As US-China tariff war heats up, could Beijing rely on consumers at home?

China’s export-fueled growth strategy is facing a major roadblock as tariffs threaten to wall off America – by far China’s biggest overseas market – which absorbs about $400 billion worth of Chinese goods each year.

President Donald Trump warned that he could raise U.S. tariffs on China to more than 100% on Wednesday if Beijing doesn’t back down from tit-for-tat levies. “China will fight to the end,” shot back China’s Ministry of Commerce.

The escalating U.S.-China trade war will exacerbate the mounting global glut of Chinese manufactured goods, raising the question, Where will all these goods go, if not to the United States?

Why We Wrote This

China has long relied on exports of manufactured goods to drive economic growth. But as the United States and other nations shut China out, some argue that Beijing should rely more on consumers at home.

The world is already facing what some analysts call a second “China shock,” as shiploads of Chinese-made cars, steel, and other goods flood into foreign markets.

“Any indicator you look at just shows an enormous increase in China’s exports,” says Brad Setser, a senior fellow at the Council on Foreign Relations and former U.S. treasury official who specializes in global trade. Last year, China’s export volume grew about three or four times faster than global trade overall, he notes. Imports, meanwhile, remained flat.

“It’s been a very asymmetric pattern,” he says, designed to make China less dependent on the world, while making the world more dependent on China.

A worker loads rolls of steel plate at a steel market in Hangzhou, China. Beijing has said it will fight U.S. import tariffs “to the end.”

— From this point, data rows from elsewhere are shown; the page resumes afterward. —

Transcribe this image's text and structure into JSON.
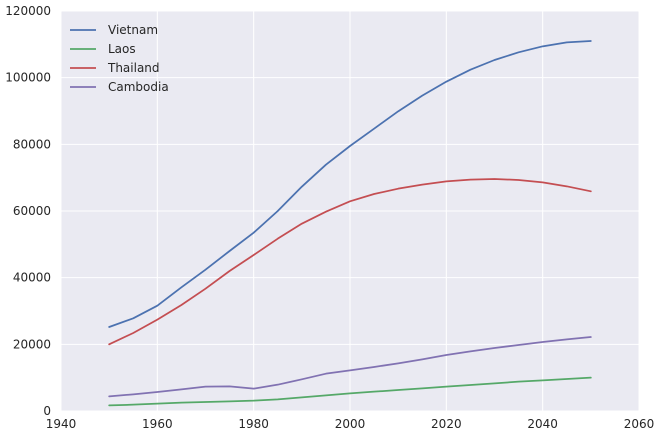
{
  "chart_data": {
    "type": "line",
    "x_ticks": [
      1940,
      1960,
      1980,
      2000,
      2020,
      2040,
      2060
    ],
    "y_ticks": [
      0,
      20000,
      40000,
      60000,
      80000,
      100000,
      120000
    ],
    "xlim": [
      1940,
      2060
    ],
    "ylim": [
      0,
      120000
    ],
    "grid": true,
    "legend_position": "top-left",
    "x": [
      1950,
      1955,
      1960,
      1965,
      1970,
      1975,
      1980,
      1985,
      1990,
      1995,
      2000,
      2005,
      2010,
      2015,
      2020,
      2025,
      2030,
      2035,
      2040,
      2045,
      2050
    ],
    "series": [
      {
        "name": "Vietnam",
        "color": "#4c72b0",
        "values": [
          25200,
          27800,
          31600,
          37100,
          42400,
          48000,
          53500,
          60000,
          67300,
          73900,
          79500,
          84700,
          89900,
          94600,
          98800,
          102400,
          105300,
          107600,
          109400,
          110600,
          111000
        ]
      },
      {
        "name": "Laos",
        "color": "#55a868",
        "values": [
          1700,
          1900,
          2200,
          2500,
          2700,
          2900,
          3100,
          3500,
          4100,
          4700,
          5300,
          5800,
          6300,
          6800,
          7300,
          7800,
          8300,
          8800,
          9200,
          9600,
          10000
        ]
      },
      {
        "name": "Thailand",
        "color": "#c44e52",
        "values": [
          20000,
          23400,
          27400,
          31800,
          36700,
          42000,
          46800,
          51700,
          56200,
          59800,
          62900,
          65100,
          66700,
          67900,
          68900,
          69400,
          69600,
          69300,
          68600,
          67400,
          65900
        ]
      },
      {
        "name": "Cambodia",
        "color": "#8172b2",
        "values": [
          4400,
          5000,
          5700,
          6500,
          7300,
          7400,
          6700,
          7900,
          9500,
          11200,
          12200,
          13200,
          14300,
          15500,
          16800,
          17900,
          18900,
          19800,
          20700,
          21500,
          22200
        ]
      }
    ]
  }
}
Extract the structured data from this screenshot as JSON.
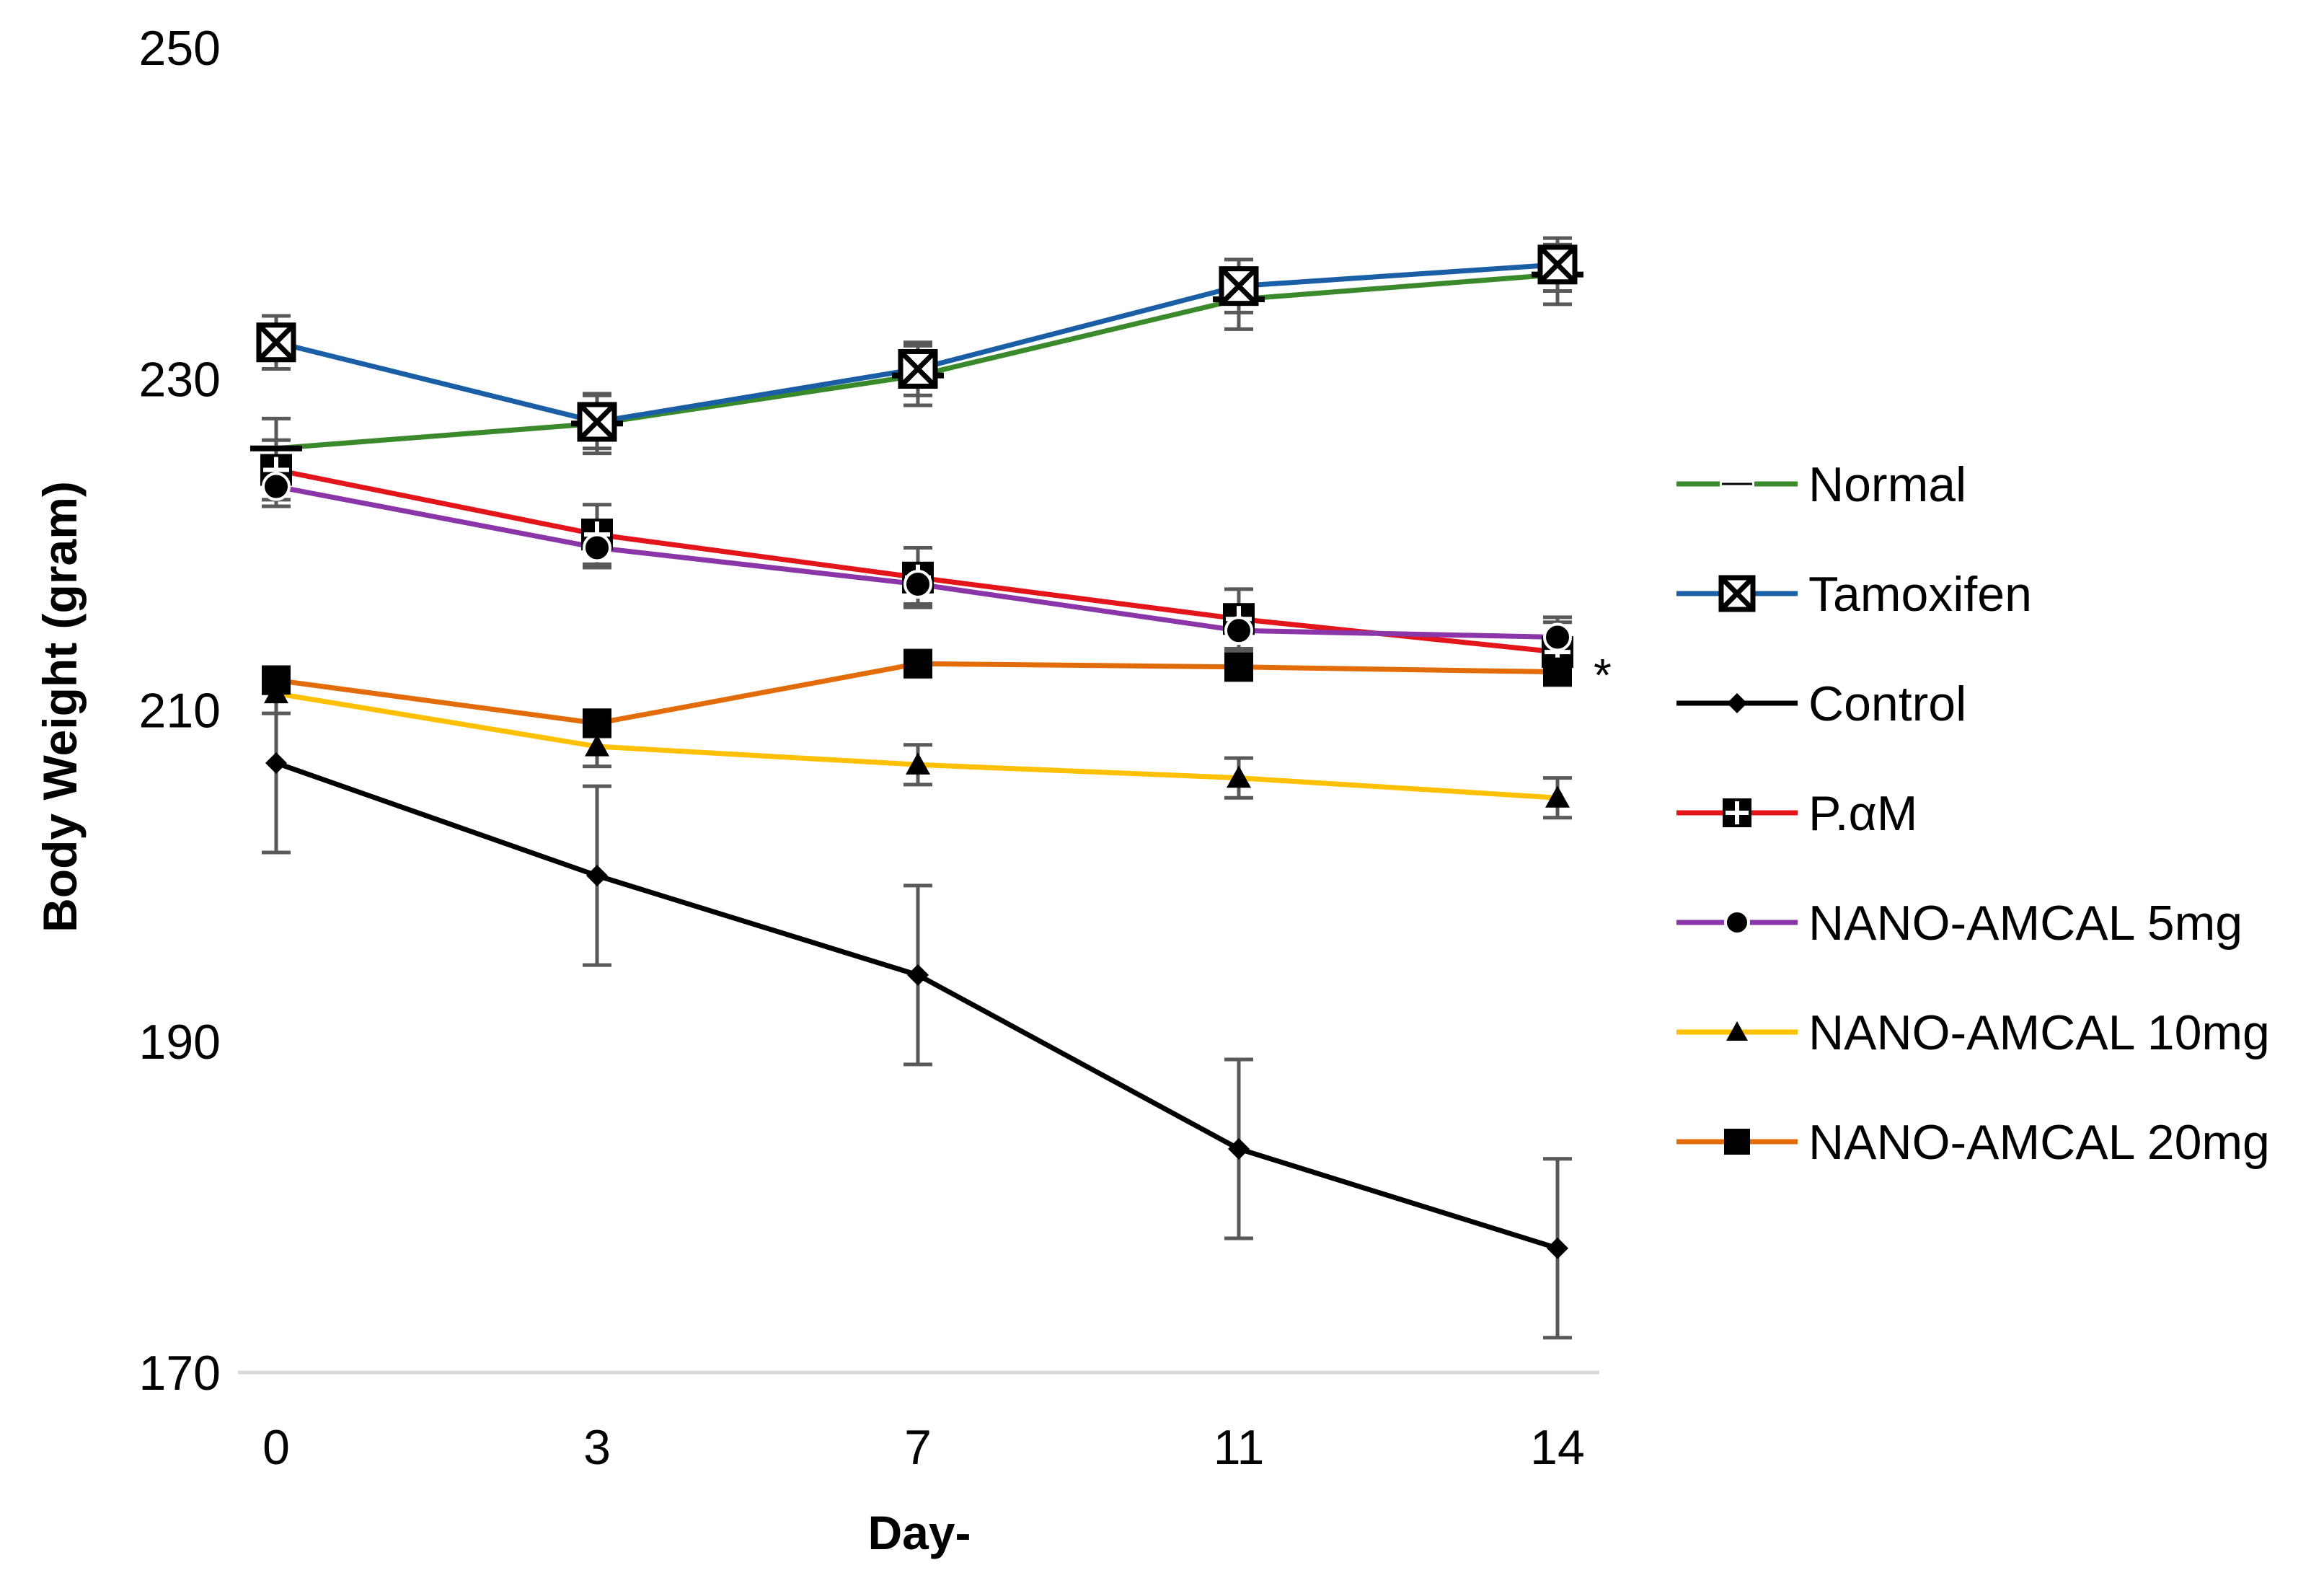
{
  "chart_data": {
    "type": "line",
    "xlabel": "Day-",
    "ylabel": "Body Weight  (gram)",
    "x": [
      0,
      3,
      7,
      11,
      14
    ],
    "x_tick_labels": [
      "0",
      "3",
      "7",
      "11",
      "14"
    ],
    "ylim": [
      170,
      250
    ],
    "y_ticks": [
      170,
      190,
      210,
      230,
      250
    ],
    "y_tick_labels": [
      "170",
      "190",
      "210",
      "230",
      "250"
    ],
    "grid": false,
    "legend_position": "right",
    "annotation": "*",
    "series": [
      {
        "name": "Normal",
        "color": "#3A8A2C",
        "marker": "dash",
        "values": [
          225.8,
          227.3,
          230.2,
          234.8,
          236.3
        ],
        "errors": [
          1.8,
          1.8,
          1.8,
          1.8,
          1.8
        ]
      },
      {
        "name": "Tamoxifen",
        "color": "#1A5FA6",
        "marker": "x-square",
        "values": [
          232.2,
          227.4,
          230.6,
          235.6,
          236.9
        ],
        "errors": [
          1.6,
          1.6,
          1.6,
          1.6,
          1.6
        ]
      },
      {
        "name": "Control",
        "color": "#000000",
        "marker": "diamond",
        "values": [
          206.8,
          200.0,
          194.0,
          183.5,
          177.5
        ],
        "errors": [
          5.4,
          5.4,
          5.4,
          5.4,
          5.4
        ]
      },
      {
        "name": "P.αM",
        "color": "#E3151B",
        "marker": "plus-square",
        "values": [
          224.5,
          220.6,
          218.0,
          215.5,
          213.5
        ],
        "errors": [
          1.8,
          1.8,
          1.8,
          1.8,
          1.8
        ]
      },
      {
        "name": "NANO-AMCAL 5mg",
        "color": "#8A35A8",
        "marker": "circle",
        "values": [
          223.5,
          219.8,
          217.6,
          214.8,
          214.4
        ],
        "errors": [
          1.2,
          1.2,
          1.2,
          1.2,
          1.2
        ]
      },
      {
        "name": "NANO-AMCAL 10mg",
        "color": "#FFC000",
        "marker": "triangle",
        "values": [
          211.0,
          207.8,
          206.7,
          205.9,
          204.7
        ],
        "errors": [
          1.2,
          1.2,
          1.2,
          1.2,
          1.2
        ]
      },
      {
        "name": "NANO-AMCAL 20mg",
        "color": "#E36C0A",
        "marker": "square",
        "values": [
          211.8,
          209.2,
          212.8,
          212.6,
          212.3
        ],
        "errors": [
          0.8,
          0.8,
          0.8,
          0.8,
          0.8
        ]
      }
    ]
  }
}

Even before Mr. Trump’s tariff blitz, many countries in Europe and beyond were pushing back on this strategy, trying to lessen their dependence on Chinese goods with targeted tariffs; that suggests that redirecting exports from the U.S. may not be so easy. To protect China’s long-term economic growth – on which the Communist Party government’s legitimacy lies – China’s leader Xi Jinping may have to change course, and take bolder steps to boost consumption at home.